We Manage Algorithms

  • Comments posted to this topic are about the item We Manage Algorithms

  • Will software developers become more important than DBAs as we end up with more unstructured data stores, data lakes, or other constructs that might require less administration?

    I work as a full stack developer, thus also doing some DBA work as well. I've never been on a company that actually has a proper DBA here in Sweden. I've worked in fund- and insurance- and bank companies.

    We usually have separate people who manage backups and the hardware but never propper DBAs. Managing the sql jobs, indexes and fine tuning etc we developers always do.

    I'd love to work with a full time DBA, if your focus is one job and one job only, I could never be that good because I have focus on databases and applications and web and to some extent security.

    I am guessing it costs money but really, when you have a team of 5-30 developers, having a DBA should not be a cost issue.

    Perhaps it's an awareness issue or perhaps it's a lack of real DBAs?
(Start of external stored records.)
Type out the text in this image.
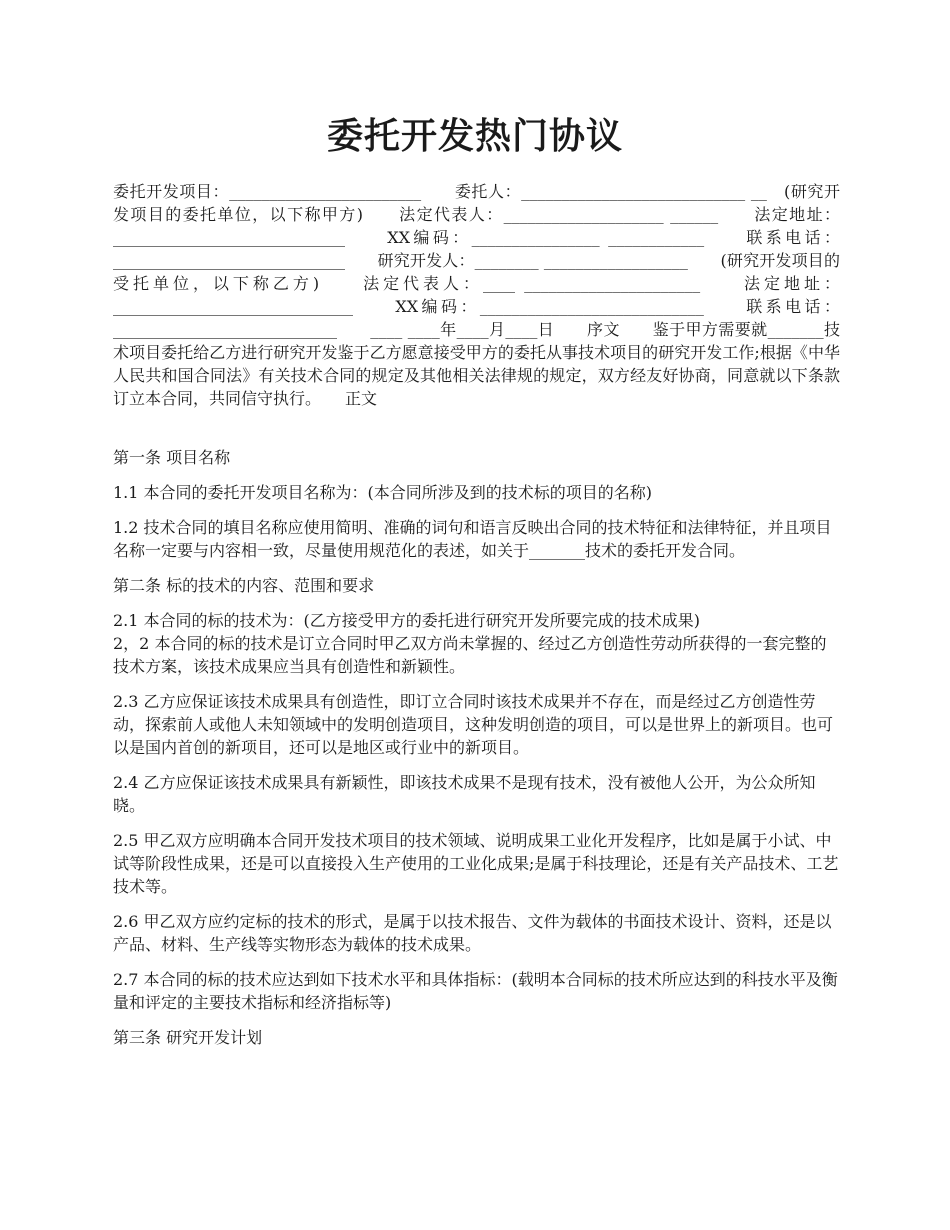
委托开发热门协议
委托开发项目：________________________　　委托人：____________________________ __　(研究开发项目的委托单位，以下称甲方)　　法定代表人：____________________ ______　　法定地址：_____________________________　　XX编码：________________ ____________　　联系电话：_____________________________　　研究开发人：________ __________________　　(研究开发项目的受托单位，以下称乙方)　　法定代表人：____ ______________________　　法定地址：______________________________　　XX编码：____________________________　　联系电话：____________________________　　____ ____年____月____日　　序文　　鉴于甲方需要就_______技术项目委托给乙方进行研究开发鉴于乙方愿意接受甲方的委托从事技术项目的研究开发工作;根据《中华人民共和国合同法》有关技术合同的规定及其他相关法律规的规定，双方经友好协商，同意就以下条款订立本合同，共同信守执行。　　正文

第一条 项目名称

1.1 本合同的委托开发项目名称为：(本合同所涉及到的技术标的项目的名称)

1.2 技术合同的填目名称应使用简明、准确的词句和语言反映出合同的技术特征和法律特征，并且项目名称一定要与内容相一致，尽量使用规范化的表述，如关于_______技术的委托开发合同。

第二条 标的技术的内容、范围和要求

2.1 本合同的标的技术为：(乙方接受甲方的委托进行研究开发所要完成的技术成果)

2，2 本合同的标的技术是订立合同时甲乙双方尚未掌握的、经过乙方创造性劳动所获得的一套完整的技术方案，该技术成果应当具有创造性和新颖性。

2.3 乙方应保证该技术成果具有创造性，即订立合同时该技术成果并不存在，而是经过乙方创造性劳动，探索前人或他人未知领域中的发明创造项目，这种发明创造的项目，可以是世界上的新项目。也可以是国内首创的新项目，还可以是地区或行业中的新项目。

2.4 乙方应保证该技术成果具有新颖性，即该技术成果不是现有技术，没有被他人公开，为公众所知晓。

2.5 甲乙双方应明确本合同开发技术项目的技术领域、说明成果工业化开发程序，比如是属于小试、中试等阶段性成果，还是可以直接投入生产使用的工业化成果;是属于科技理论，还是有关产品技术、工艺技术等。

2.6 甲乙双方应约定标的技术的形式，是属于以技术报告、文件为载体的书面技术设计、资料，还是以产品、材料、生产线等实物形态为载体的技术成果。

2.7 本合同的标的技术应达到如下技术水平和具体指标：(载明本合同标的技术所应达到的科技水平及衡量和评定的主要技术指标和经济指标等)

第三条 研究开发计划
    Thus I find some of these articles and posts on SQL server central to be somewhat distant but interesting.

  • This also means we will need algorithms that can help us determine if data is actually good enough to use. After all, in the deluge, there will be bad data, that potentially needs to be excluded from queries. Will software developers become more important than DBAs as we end up with more unstructured data stores, data lakes, or other constructs that might require less administration?

    It will be very interesting (and painful) if a lot of determining whether data is good enough to use, or should be excluded is needed. That needs a proper understanding of risk, and an excellent grasp of probability. In many cases, it probably demands expertise in statistics. Neither the average developer nor the average dba has the relevant skills.

    Lakes and unstructured stores will probably require just as much administration as strctured stores - after all, ensuring that the data is secure will require administration of access controls, administration of storage, and administration (including verification of effectiveness) of recovery mechanisms and hence of backup, in whatever form that takes.

    Much of what a competent DBA does is NOT administration - tasks like tuning queries, devising schemata, selecting indexes are all architecture, design, development, and the title "DBA" seems inappropriate for people who have responsability for those tasks. It's no surprise that some of those who are expert at those tasks are called "DBA" instead of something more appropriate, because in the early days that admin tasks were lumped together with those tasks. When it comes to designing schemata in the relational world, it is already crucial that whoever does that task knows what that data is for, what the business needs from the data, what conditions determine whether the data is valid, what the expected access patterns for the data are, and how the interface provided by the database impacts application development and application performance and (of course) how all that will change over time, so if that is a DBA the DBA has to know about the whole stack from end user to database.

    So I don't think that we will end up with developers being more important than DBAs, because all that will happen is that both DBAs and developers (as well as architects and designers and sofware engineers) will have to learn a lot of extra stuff.

    Tom

  • "Every business is an algorithmic business."

    That's an interesting phrase that Microsoft's Joseph Sirosh has used. I find it interesting because of the change in Microsoft's thinking. They used to use the phrase, "Every business is a software business." (I think it was Ballmer that coined that phrase.) So it's interesting to see the change in thinking.

    Kindest Regards, Rod Connect with me on LinkedIn.

  • I actually think it the opposite. I believe our so-called data engineers (who are ideally our existing BI developers, SQL developers, etc) will step into this role more than our software developers that are actually working on enterprise.

    It will be up to them to implement and maintain such algorithms just it may be up to them to write ETL, SQL queries and more with the software developers and other business users such as the analyst or data scientist.

    Of course, that does not mean the business won't try to add one more thing to the software developers plate, I think the passion to do it right will always fall on those who are generally interested in data such as those core data engineers, BI developers, SQL developer and so forth.

  • I see:

    Steve Jones - SSC Editor (6/13/2016)


    ...greater influence from both developers and DBAs as we work to better manage the floods of data...

    more than:

    Steve Jones - SSC Editor (6/13/2016)


    ...software developers become more important than DBAs...

    Gaz

    -- Stop your grinnin' and drop your linen...they're everywhere!!!